El Alcázar
- Founded: 1936
- Ceased publication: 1988
- Political alignment: Far-right
- Language: Spanish

= El Alcázar =

Spanish far-right newspaper (1936-1988)

El Alcázar (meaning The Fortress in English) was a Spanish language far-right newspaper published in Spain between 1936 and 1988.

==History and profile==
El Alcázar was established in 1936. The paper was founded as a two-sided newsletter during the Siege of the Alcázar by the defenders of the Alcázar of Toledo. After the siege was lifted it became a regular newspaper within the Nationalist zone that mainly focused on military news.

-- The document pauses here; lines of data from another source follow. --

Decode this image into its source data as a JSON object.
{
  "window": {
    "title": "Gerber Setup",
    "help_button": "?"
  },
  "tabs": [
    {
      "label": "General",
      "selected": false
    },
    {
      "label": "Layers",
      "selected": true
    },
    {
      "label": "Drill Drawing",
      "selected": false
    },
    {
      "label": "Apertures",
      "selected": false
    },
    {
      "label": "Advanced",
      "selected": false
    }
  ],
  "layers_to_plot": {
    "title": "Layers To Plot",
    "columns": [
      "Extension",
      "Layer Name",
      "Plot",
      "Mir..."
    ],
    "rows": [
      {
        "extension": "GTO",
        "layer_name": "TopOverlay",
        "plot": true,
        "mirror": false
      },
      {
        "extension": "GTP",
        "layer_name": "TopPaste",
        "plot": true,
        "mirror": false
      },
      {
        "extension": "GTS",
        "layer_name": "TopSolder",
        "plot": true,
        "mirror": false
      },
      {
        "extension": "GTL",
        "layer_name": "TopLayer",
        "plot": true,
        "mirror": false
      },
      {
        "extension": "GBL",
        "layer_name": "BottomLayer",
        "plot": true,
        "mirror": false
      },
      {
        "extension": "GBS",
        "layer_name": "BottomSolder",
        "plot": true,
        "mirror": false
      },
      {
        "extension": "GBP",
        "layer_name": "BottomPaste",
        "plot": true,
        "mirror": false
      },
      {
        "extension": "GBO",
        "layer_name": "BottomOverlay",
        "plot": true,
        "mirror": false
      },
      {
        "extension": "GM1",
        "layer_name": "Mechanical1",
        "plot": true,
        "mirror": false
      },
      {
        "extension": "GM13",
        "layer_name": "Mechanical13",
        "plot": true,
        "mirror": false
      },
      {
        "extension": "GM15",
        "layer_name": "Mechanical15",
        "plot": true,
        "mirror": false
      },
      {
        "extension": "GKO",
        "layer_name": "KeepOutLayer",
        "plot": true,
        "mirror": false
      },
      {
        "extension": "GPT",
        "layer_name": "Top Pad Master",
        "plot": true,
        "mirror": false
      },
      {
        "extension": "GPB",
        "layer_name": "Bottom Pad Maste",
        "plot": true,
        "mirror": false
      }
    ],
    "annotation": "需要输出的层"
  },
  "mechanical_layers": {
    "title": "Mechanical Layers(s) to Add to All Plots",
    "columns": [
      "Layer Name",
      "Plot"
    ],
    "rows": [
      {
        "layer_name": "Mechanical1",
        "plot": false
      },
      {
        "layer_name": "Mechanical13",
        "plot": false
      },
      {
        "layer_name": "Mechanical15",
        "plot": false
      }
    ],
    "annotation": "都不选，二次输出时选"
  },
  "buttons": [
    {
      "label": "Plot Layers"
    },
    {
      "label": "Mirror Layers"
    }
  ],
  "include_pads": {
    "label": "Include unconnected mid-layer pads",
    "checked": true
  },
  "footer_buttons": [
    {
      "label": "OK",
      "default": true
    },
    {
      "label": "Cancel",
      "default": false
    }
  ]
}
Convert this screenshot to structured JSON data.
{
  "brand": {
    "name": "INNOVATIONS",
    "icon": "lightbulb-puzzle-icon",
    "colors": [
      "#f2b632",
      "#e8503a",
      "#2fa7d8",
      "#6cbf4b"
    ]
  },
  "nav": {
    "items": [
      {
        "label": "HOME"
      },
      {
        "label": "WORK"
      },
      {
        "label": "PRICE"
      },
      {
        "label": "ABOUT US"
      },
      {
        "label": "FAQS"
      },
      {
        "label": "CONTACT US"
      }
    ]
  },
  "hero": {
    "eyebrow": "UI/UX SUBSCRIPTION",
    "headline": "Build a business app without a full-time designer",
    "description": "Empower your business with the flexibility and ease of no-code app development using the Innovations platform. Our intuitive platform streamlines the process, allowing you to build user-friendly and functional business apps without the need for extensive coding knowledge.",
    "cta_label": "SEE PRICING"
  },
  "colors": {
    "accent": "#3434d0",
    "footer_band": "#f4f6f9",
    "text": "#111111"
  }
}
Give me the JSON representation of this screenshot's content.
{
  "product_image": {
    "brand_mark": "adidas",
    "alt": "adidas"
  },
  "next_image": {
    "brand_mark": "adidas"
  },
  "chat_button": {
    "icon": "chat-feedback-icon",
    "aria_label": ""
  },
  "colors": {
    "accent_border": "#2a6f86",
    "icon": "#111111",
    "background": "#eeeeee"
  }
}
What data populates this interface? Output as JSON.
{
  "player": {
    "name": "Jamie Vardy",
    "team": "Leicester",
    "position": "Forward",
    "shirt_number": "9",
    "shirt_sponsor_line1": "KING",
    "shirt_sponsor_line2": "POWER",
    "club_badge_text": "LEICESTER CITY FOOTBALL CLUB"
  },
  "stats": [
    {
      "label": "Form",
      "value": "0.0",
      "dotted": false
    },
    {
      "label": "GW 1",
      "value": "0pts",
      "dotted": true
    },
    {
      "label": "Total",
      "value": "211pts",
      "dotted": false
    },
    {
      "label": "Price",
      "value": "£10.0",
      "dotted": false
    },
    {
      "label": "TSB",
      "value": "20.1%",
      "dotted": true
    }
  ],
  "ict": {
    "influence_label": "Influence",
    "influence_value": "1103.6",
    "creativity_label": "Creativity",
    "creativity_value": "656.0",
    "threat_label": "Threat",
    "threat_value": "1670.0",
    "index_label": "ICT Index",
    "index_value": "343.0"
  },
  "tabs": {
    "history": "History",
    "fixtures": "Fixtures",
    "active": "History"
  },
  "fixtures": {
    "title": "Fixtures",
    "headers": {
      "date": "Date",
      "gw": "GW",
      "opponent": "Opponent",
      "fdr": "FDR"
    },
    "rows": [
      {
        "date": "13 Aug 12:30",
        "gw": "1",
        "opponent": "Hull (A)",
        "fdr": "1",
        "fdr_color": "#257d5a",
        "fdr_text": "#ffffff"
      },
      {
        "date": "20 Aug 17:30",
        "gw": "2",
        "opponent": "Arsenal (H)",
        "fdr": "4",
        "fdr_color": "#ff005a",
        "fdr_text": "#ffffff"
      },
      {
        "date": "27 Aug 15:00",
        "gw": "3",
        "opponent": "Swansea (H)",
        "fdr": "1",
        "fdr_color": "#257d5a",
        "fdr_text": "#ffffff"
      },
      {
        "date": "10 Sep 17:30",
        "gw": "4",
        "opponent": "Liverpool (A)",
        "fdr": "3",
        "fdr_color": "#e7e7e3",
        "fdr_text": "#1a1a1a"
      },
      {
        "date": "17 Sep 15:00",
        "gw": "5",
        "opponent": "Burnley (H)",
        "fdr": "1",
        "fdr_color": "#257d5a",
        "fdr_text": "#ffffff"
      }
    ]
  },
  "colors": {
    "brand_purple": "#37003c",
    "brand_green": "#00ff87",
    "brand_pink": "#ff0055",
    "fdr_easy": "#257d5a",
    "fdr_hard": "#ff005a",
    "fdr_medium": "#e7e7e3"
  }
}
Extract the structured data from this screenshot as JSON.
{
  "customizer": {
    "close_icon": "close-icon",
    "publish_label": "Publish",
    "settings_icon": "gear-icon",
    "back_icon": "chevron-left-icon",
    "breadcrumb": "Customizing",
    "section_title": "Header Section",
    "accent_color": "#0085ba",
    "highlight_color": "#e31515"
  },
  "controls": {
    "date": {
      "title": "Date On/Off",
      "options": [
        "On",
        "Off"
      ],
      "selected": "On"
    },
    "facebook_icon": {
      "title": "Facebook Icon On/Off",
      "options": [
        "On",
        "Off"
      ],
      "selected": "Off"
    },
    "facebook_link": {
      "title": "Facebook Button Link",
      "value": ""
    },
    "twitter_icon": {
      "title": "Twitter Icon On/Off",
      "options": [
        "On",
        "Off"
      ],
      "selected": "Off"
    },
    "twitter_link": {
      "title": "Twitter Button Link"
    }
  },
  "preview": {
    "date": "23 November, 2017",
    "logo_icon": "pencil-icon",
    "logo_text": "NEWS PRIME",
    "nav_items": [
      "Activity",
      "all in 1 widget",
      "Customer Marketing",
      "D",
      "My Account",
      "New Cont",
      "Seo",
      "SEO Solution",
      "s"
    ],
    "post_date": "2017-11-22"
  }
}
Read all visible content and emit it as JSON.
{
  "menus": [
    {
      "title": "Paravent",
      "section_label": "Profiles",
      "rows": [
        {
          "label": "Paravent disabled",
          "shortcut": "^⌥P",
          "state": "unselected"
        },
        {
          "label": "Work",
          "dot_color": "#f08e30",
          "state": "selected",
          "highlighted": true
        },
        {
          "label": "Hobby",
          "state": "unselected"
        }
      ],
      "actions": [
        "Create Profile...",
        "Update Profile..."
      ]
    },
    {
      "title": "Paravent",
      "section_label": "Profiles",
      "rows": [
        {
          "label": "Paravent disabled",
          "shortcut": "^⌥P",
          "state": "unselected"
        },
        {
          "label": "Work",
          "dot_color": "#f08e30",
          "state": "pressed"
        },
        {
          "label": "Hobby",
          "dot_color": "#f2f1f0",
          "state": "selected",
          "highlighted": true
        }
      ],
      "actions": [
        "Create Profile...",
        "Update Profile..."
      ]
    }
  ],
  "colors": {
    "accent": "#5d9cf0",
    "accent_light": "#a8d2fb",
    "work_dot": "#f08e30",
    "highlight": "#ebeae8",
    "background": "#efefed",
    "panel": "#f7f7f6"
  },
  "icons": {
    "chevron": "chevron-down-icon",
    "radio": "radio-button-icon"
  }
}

During a short period which spanned from 1966 to 1968, the paper opened itself to the more moderate tendencies of the Francoist regime. However, its direction changed in 1968 and El Alcázar renewed with its support of Falangist ideology, especially after it was converted into the official newspaper of the Confederación Nacional de Ex Combatientes, organization grouping militants defending the essences of Franco's regime who fought in the Spanish Civil war, in June 1975.

Following Franco's death in November 1975 and the beginning of the transition to democracy, the newspaper became the mouthpiece of the Búnker, a group of Francoist and ultramontanist soldiers and leaders opposed to democracy. Between 1977 and 1981, they published various articles from the Colectivo Almendros which publicly declared itself in favor of a coup d'état, one a short time before the 23-F attempted putsch. Following the self-dissolution of Blas Piñar's Fuerza Nueva, francoist far-right party, the newspaper published in 1983 a call for the creation of a new far-right party, materialized by the foundation of the Juntas Españolas.

The circulation of El Alcázar declined between 1970 and 1975. Its circulation was 13,119 copies in 1975, 26,724 copies in 1976, 63,646 copies in 1977 and 66,104 in 1978. The increase in its circulation continued until 1980.

El Alcázar closed in 1988 as a result of poor sales. Antonio Izquierdo served as the paper's last editor. By the end of the paper's run, circulation was primarily among Francoist veterans.

In November 1994 the Audiencia Nacional sentenced the Spanish State to pay 3 billion pesetas (€18 million) to the owners of the defunct newspaper for discriminating it from official advertising, public subscription and subsidies by socialist governments. The money was used to pay the debts that Dyrsa, company holding the header had with the Social Security, public finances and ex-workers.

==Notable people==
Jorge Claramunt, Jesús Evaristo Casariego, Jesús Ercilla, José Luis Cebrián, Fernando Vizcaíno Casas, Enrique Jardiel Poncela, Rafael García Serrano, José Antonio Gurriarán, Alfonso Paso, Yale.